Holly: I always say that having a positive body image is going to require learning a new language. The best way to learn a new language is to surround yourself with other people who are speaking it. Finding a group of people that is committed to body acceptance and self love creates accountability and will allow you to embody these new values permanently.
You can find in person or online groups and even bring this new way of being to your existing community.
Also, finding an expert such as a therapist or a coach, to help you navigate the journey of self acceptance is incredibly powerful and the most effective way to experience lasting change.
And here’s a little more about Holly and how you can connect with her work!
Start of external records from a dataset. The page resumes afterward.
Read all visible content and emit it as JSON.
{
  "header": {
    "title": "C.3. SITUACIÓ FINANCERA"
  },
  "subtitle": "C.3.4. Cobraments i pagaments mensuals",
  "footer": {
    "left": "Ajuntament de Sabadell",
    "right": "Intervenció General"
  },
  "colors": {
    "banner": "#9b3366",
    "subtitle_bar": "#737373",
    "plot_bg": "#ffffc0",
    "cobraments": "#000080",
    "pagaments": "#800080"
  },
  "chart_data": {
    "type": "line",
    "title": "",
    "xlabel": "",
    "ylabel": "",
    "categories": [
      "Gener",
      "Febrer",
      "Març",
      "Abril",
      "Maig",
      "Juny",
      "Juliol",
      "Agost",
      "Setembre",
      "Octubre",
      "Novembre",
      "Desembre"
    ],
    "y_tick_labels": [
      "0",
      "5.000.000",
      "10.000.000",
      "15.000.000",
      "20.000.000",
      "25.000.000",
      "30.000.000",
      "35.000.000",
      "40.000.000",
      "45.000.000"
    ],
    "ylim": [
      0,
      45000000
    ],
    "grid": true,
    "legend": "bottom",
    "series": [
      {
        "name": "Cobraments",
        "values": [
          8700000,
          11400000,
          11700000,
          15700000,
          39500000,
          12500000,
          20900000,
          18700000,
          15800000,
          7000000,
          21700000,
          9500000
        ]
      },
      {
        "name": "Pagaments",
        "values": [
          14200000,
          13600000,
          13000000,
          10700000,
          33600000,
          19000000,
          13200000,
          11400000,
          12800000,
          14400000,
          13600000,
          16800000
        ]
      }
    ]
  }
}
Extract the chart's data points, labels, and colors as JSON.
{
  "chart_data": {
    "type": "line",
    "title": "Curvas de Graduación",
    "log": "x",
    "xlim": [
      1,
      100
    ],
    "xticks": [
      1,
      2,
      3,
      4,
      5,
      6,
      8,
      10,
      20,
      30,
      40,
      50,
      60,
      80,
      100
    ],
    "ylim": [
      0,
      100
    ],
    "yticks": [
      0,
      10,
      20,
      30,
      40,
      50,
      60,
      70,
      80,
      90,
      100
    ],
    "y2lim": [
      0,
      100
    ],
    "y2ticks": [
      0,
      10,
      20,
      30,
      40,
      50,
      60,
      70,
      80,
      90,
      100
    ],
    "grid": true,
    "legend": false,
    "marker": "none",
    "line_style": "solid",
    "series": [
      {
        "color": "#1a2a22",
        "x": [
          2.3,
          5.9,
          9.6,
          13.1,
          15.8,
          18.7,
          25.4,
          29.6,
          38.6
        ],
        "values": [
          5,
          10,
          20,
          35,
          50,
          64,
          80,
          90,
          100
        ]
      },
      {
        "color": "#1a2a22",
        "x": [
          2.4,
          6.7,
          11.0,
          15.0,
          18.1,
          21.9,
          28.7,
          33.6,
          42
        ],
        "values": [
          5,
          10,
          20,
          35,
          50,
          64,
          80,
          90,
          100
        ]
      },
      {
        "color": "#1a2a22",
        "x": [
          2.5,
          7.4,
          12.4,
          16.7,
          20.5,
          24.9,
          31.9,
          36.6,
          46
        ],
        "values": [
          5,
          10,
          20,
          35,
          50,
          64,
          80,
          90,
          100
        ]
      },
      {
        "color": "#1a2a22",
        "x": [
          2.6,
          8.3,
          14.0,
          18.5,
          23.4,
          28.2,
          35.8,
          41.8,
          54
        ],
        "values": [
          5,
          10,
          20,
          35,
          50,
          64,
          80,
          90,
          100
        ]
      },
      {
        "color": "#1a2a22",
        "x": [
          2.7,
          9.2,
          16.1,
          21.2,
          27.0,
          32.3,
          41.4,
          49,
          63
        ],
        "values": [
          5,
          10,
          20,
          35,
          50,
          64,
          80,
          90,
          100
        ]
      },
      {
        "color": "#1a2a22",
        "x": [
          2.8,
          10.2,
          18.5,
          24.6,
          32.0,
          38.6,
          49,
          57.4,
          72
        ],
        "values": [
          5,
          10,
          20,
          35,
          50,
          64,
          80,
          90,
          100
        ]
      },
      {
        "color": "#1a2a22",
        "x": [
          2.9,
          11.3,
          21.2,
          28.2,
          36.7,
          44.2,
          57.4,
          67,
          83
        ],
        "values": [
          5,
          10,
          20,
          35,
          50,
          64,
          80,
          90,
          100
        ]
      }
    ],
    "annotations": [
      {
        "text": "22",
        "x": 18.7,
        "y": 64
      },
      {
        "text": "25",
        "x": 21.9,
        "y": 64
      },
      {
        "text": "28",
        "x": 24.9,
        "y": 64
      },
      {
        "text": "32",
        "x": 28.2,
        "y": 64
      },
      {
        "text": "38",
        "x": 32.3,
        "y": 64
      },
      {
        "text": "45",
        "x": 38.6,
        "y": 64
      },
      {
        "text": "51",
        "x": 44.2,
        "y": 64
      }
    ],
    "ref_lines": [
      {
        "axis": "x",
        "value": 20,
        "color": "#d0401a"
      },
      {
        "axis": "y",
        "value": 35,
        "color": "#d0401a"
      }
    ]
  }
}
As a Certified Health Coach with a specialty in body image, Holly supports women and men in finding freedom from body shame and food fixation. She uses a non-diet, pro-lifestyle approach that focuses on cultivating a healthy relationship to the body and food, while avoiding deprivation, restriction, guilt or shame. From this place, her clients are able to make empowered decisions for their health, feel amazing in their bodies and live the life they desire.
She is extensively trained in the Transformational Coaching Method through Health Coach Institute. She works with private clients, groups and runs online courses. Additionally, she leads workshops, classes and participates in panels discussing body positivity and self-love.
In her spare time, you’ll find her with her loved ones, cooking a delicious meal, drinking wine, doing yoga and being surrounded by beauty.